Berufungsentscheidung - Steuer (Referent) des UFSW vom 31.08.2011, RV/1490-W/10

Säumniszuschlag bei behaupteter Unrichtigkeit des Stammabgabenbescheides

Rechtssätze

Keine Rechtssätze vorhanden

Entscheidungstext

Der Unabhängige Finanzsenat hat über die Berufung des Herrn AR, vom 21. Dezember 2009 gegen den Bescheid des Finanzamtes für den 8., 16. und 17. Bezirk vom 9. Dezember 2009 betreffend Säumniszuschlag entschieden:

Die Berufung wird als unbegründet abgewiesen.

Der angefochtene Bescheid bleibt unverändert.

Entscheidungsgründe

Mit Bescheid vom 9. Dezember 2009 setzte das Finanzamt einen ersten Säumniszuschlag in Höhe von € 75,50 fest, da die Einkommensteuer in Höhe von € 3.775,08 nicht innerhalb der dafür zur Verfügung stehenden Frist entrichtet wurde.

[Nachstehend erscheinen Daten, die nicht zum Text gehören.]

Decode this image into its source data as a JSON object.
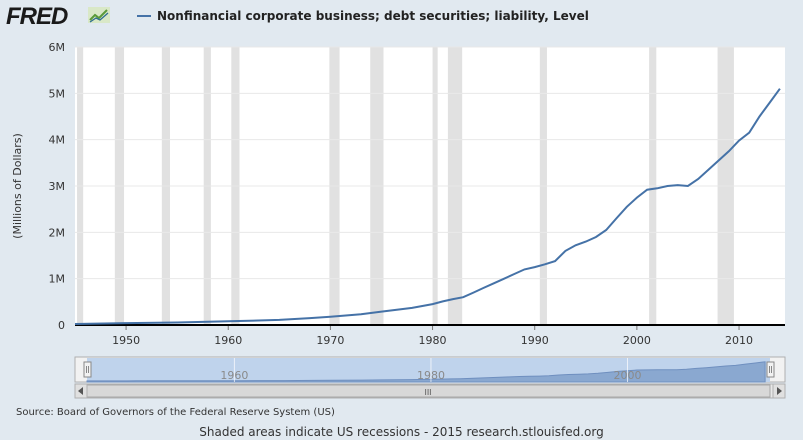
{
  "header": {
    "logo_text": "FRED",
    "series_title": "Nonfinancial corporate business; debt securities; liability, Level",
    "series_color": "#4572a7"
  },
  "chart_data": {
    "type": "line",
    "ylabel": "(Millions of Dollars)",
    "xlim": [
      1945,
      2014.5
    ],
    "ylim": [
      0,
      6000000
    ],
    "y_ticks": [
      0,
      1000000,
      2000000,
      3000000,
      4000000,
      5000000,
      6000000
    ],
    "y_tick_labels": [
      "0",
      "1M",
      "2M",
      "3M",
      "4M",
      "5M",
      "6M"
    ],
    "x_ticks": [
      1950,
      1960,
      1970,
      1980,
      1990,
      2000,
      2010
    ],
    "x_tick_labels": [
      "1950",
      "1960",
      "1970",
      "1980",
      "1990",
      "2000",
      "2010"
    ],
    "series": [
      {
        "color": "#4572a7",
        "points": [
          [
            1945,
            22000
          ],
          [
            1950,
            40000
          ],
          [
            1955,
            55000
          ],
          [
            1960,
            80000
          ],
          [
            1965,
            110000
          ],
          [
            1968,
            150000
          ],
          [
            1970,
            180000
          ],
          [
            1973,
            230000
          ],
          [
            1975,
            290000
          ],
          [
            1978,
            370000
          ],
          [
            1980,
            450000
          ],
          [
            1981,
            510000
          ],
          [
            1982,
            560000
          ],
          [
            1983,
            600000
          ],
          [
            1984,
            700000
          ],
          [
            1985,
            800000
          ],
          [
            1986,
            900000
          ],
          [
            1987,
            1000000
          ],
          [
            1988,
            1100000
          ],
          [
            1989,
            1200000
          ],
          [
            1990,
            1250000
          ],
          [
            1991,
            1310000
          ],
          [
            1992,
            1380000
          ],
          [
            1993,
            1600000
          ],
          [
            1994,
            1720000
          ],
          [
            1995,
            1800000
          ],
          [
            1996,
            1900000
          ],
          [
            1997,
            2050000
          ],
          [
            1998,
            2300000
          ],
          [
            1999,
            2550000
          ],
          [
            2000,
            2750000
          ],
          [
            2001,
            2920000
          ],
          [
            2002,
            2950000
          ],
          [
            2003,
            3000000
          ],
          [
            2004,
            3020000
          ],
          [
            2005,
            3000000
          ],
          [
            2006,
            3150000
          ],
          [
            2007,
            3350000
          ],
          [
            2008,
            3550000
          ],
          [
            2009,
            3750000
          ],
          [
            2010,
            3980000
          ],
          [
            2011,
            4150000
          ],
          [
            2012,
            4500000
          ],
          [
            2013,
            4800000
          ],
          [
            2014,
            5100000
          ]
        ]
      }
    ],
    "recessions": [
      [
        1945.2,
        1945.8
      ],
      [
        1948.9,
        1949.8
      ],
      [
        1953.5,
        1954.3
      ],
      [
        1957.6,
        1958.3
      ],
      [
        1960.3,
        1961.1
      ],
      [
        1969.9,
        1970.9
      ],
      [
        1973.9,
        1975.2
      ],
      [
        1980.0,
        1980.5
      ],
      [
        1981.5,
        1982.9
      ],
      [
        1990.5,
        1991.2
      ],
      [
        2001.2,
        2001.9
      ],
      [
        2007.9,
        2009.5
      ]
    ],
    "navigator": {
      "tick_labels": [
        "1960",
        "1980",
        "2000"
      ],
      "tick_years": [
        1960,
        1980,
        2000
      ],
      "grip_symbol": "III"
    }
  },
  "footer": {
    "source": "Source: Board of Governors of the Federal Reserve System (US)",
    "note": "Shaded areas indicate US recessions - 2015 research.stlouisfed.org"
  }
}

In der dagegen rechtzeitig eingebrachten Berufung führte der Berufungswerber (Bw) aus, dass die Abgabenschuld entstanden sei, weil der Geschäftsführer der Firma I-GmbH seine Anstellung bestreite und außerdem andere Anstellungen vom Bw bis jetzt nicht berücksichtigt worden seien. Es werde daher um Widerruf des Säumniszuschlages gebeten.

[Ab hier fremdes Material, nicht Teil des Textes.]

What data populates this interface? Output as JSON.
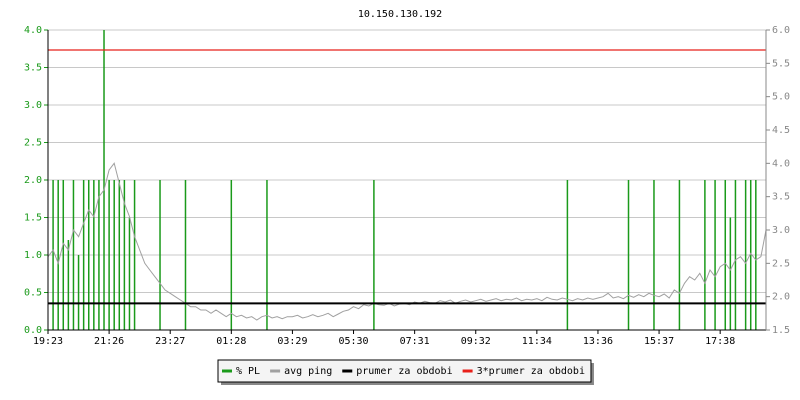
{
  "chart_data": {
    "type": "line",
    "title": "10.150.130.192",
    "categories": [
      "19:23",
      null,
      null,
      null,
      null,
      null,
      null,
      null,
      null,
      null,
      null,
      null,
      "21:26",
      null,
      null,
      null,
      null,
      null,
      null,
      null,
      null,
      null,
      null,
      null,
      "23:27",
      null,
      null,
      null,
      null,
      null,
      null,
      null,
      null,
      null,
      null,
      null,
      "01:28",
      null,
      null,
      null,
      null,
      null,
      null,
      null,
      null,
      null,
      null,
      null,
      "03:29",
      null,
      null,
      null,
      null,
      null,
      null,
      null,
      null,
      null,
      null,
      null,
      "05:30",
      null,
      null,
      null,
      null,
      null,
      null,
      null,
      null,
      null,
      null,
      null,
      "07:31",
      null,
      null,
      null,
      null,
      null,
      null,
      null,
      null,
      null,
      null,
      null,
      "09:32",
      null,
      null,
      null,
      null,
      null,
      null,
      null,
      null,
      null,
      null,
      null,
      "11:34",
      null,
      null,
      null,
      null,
      null,
      null,
      null,
      null,
      null,
      null,
      null,
      "13:36",
      null,
      null,
      null,
      null,
      null,
      null,
      null,
      null,
      null,
      null,
      null,
      "15:37",
      null,
      null,
      null,
      null,
      null,
      null,
      null,
      null,
      null,
      null,
      null,
      "17:38",
      null,
      null,
      null,
      null,
      null,
      null,
      null,
      null,
      null
    ],
    "ylim": [
      0,
      4
    ],
    "yticks": [
      {
        "value": 0,
        "label": "0.0"
      },
      0.5,
      {
        "value": 1,
        "label": "1.0"
      },
      1.5,
      {
        "value": 2,
        "label": "2.0"
      },
      2.5,
      {
        "value": 3,
        "label": "3.0"
      },
      3.5,
      {
        "value": 4,
        "label": "4.0"
      }
    ],
    "y2lim": [
      1.5,
      6
    ],
    "y2ticks": [
      1.5,
      {
        "value": 2,
        "label": "2.0"
      },
      2.5,
      {
        "value": 3,
        "label": "3.0"
      },
      3.5,
      {
        "value": 4,
        "label": "4.0"
      },
      4.5,
      {
        "value": 5,
        "label": "5.0"
      },
      5.5,
      {
        "value": 6,
        "label": "6.0"
      }
    ],
    "grid": true,
    "series": [
      {
        "name": "% PL",
        "color": "#1a9a1a",
        "style": "spikes",
        "values": [
          0,
          2,
          2,
          2,
          1.2,
          2,
          1,
          2,
          2,
          2,
          2,
          4,
          2,
          2,
          2,
          2,
          1.5,
          2,
          0,
          0,
          0,
          0,
          2,
          0,
          0,
          0,
          0,
          2,
          0,
          0,
          0,
          0,
          0,
          0,
          0,
          0,
          2,
          0,
          0,
          0,
          0,
          0,
          0,
          2,
          0,
          0,
          0,
          0,
          0,
          0,
          0,
          0,
          0,
          0,
          0,
          0,
          0,
          0,
          0,
          0,
          0,
          0,
          0,
          0,
          2,
          0,
          0,
          0,
          0,
          0,
          0,
          0,
          0,
          0,
          0,
          0,
          0,
          0,
          0,
          0,
          0,
          0,
          0,
          0,
          0,
          0,
          0,
          0,
          0,
          0,
          0,
          0,
          0,
          0,
          0,
          0,
          0,
          0,
          0,
          0,
          0,
          0,
          2,
          0,
          0,
          0,
          0,
          0,
          0,
          0,
          0,
          0,
          0,
          0,
          2,
          0,
          0,
          0,
          0,
          2,
          0,
          0,
          0,
          0,
          2,
          0,
          0,
          0,
          0,
          2,
          0,
          2,
          0,
          2,
          1.5,
          2,
          0,
          2,
          2,
          2,
          0,
          0
        ]
      },
      {
        "name": "avg ping",
        "color": "#a0a0a0",
        "axis": "y2",
        "values": [
          2.6,
          2.7,
          2.5,
          2.8,
          2.7,
          3.0,
          2.9,
          3.1,
          3.3,
          3.2,
          3.5,
          3.6,
          3.9,
          4.0,
          3.7,
          3.4,
          3.2,
          2.9,
          2.7,
          2.5,
          2.4,
          2.3,
          2.2,
          2.1,
          2.05,
          2.0,
          1.95,
          1.9,
          1.85,
          1.85,
          1.8,
          1.8,
          1.75,
          1.8,
          1.75,
          1.7,
          1.75,
          1.7,
          1.72,
          1.68,
          1.7,
          1.65,
          1.7,
          1.72,
          1.68,
          1.7,
          1.67,
          1.7,
          1.7,
          1.72,
          1.68,
          1.7,
          1.73,
          1.7,
          1.72,
          1.75,
          1.7,
          1.74,
          1.78,
          1.8,
          1.85,
          1.82,
          1.88,
          1.86,
          1.9,
          1.88,
          1.87,
          1.9,
          1.86,
          1.89,
          1.9,
          1.88,
          1.92,
          1.9,
          1.93,
          1.91,
          1.9,
          1.94,
          1.92,
          1.95,
          1.9,
          1.93,
          1.95,
          1.92,
          1.94,
          1.96,
          1.93,
          1.95,
          1.97,
          1.94,
          1.96,
          1.95,
          1.98,
          1.94,
          1.96,
          1.95,
          1.97,
          1.94,
          1.99,
          1.96,
          1.95,
          1.98,
          1.96,
          1.94,
          1.97,
          1.95,
          1.98,
          1.96,
          1.98,
          2.0,
          2.05,
          1.98,
          2.0,
          1.97,
          2.02,
          1.99,
          2.03,
          2.0,
          2.05,
          2.02,
          2.0,
          2.04,
          1.98,
          2.1,
          2.05,
          2.2,
          2.3,
          2.25,
          2.35,
          2.2,
          2.4,
          2.3,
          2.45,
          2.5,
          2.4,
          2.55,
          2.6,
          2.5,
          2.65,
          2.55,
          2.6,
          3.0
        ]
      },
      {
        "name": "prumer za obdobi",
        "color": "#000000",
        "axis": "y2",
        "style": "hline",
        "value": 1.9
      },
      {
        "name": "3*prumer za obdobi",
        "color": "#e8201a",
        "axis": "y2",
        "style": "hline",
        "value": 5.7
      }
    ]
  }
}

Das Finanzamt wies die Berufung mit Berufungsvorentscheidung vom 30. Dezember 2009 als unbegründet ab.

Mit Eingabe vom 28. Jänner 2009 beantragte der Bw die Vorlage der Berufung an die Abgabenbehörde zweiter Instanz und führte ergänzend aus, dass er bereits Einspruch gegen die Stornierung seiner Anstellung bei der WGKK eingelegt habe und allenfalls seine Beschäftigungszeiten beim Arbeitsgericht einklagen werde. Es sei nicht korrekt, für eine Schuld, die zu Unrecht bestehe, einen Säumniszuschlag zu verrechnen.

Über die Berufung wurde erwogen:

Wird eine Abgabe, ausgenommen Nebengebühren (§ 3 Abs. 2 lit. d), nicht spätestens am Fälligkeitstag entrichtet, so sind gemäß § 217 Abs. 1 BAO nach Maßgabe der folgenden Bestimmungen Säumniszuschläge zu entrichten.

Gemäß § 217 Abs. 2 BAO beträgt der erste Säumniszuschlag 2% des nicht zeitgerecht entrichteten Abgabenbetrages.

Gemäß § 217 Abs. 8 BAO hat im Fall der nachträglichen Herabsetzung der Abgabenschuld auf Antrag des Abgabepflichtigen die Berechnung der Säumniszuschläge unter rückwirkender Berücksichtigung des Herabsetzungsbetrages zu erfolgen; dies gilt sinngemäß

a) für bei Veranlagung durch Anrechnung von Vorauszahlungen entstehende Gutschriften und

b) für Nachforderungszinsen (§ 205), soweit nachträglich dieselbe Abgabe betreffende Gutschriftszinsen festgesetzt werden.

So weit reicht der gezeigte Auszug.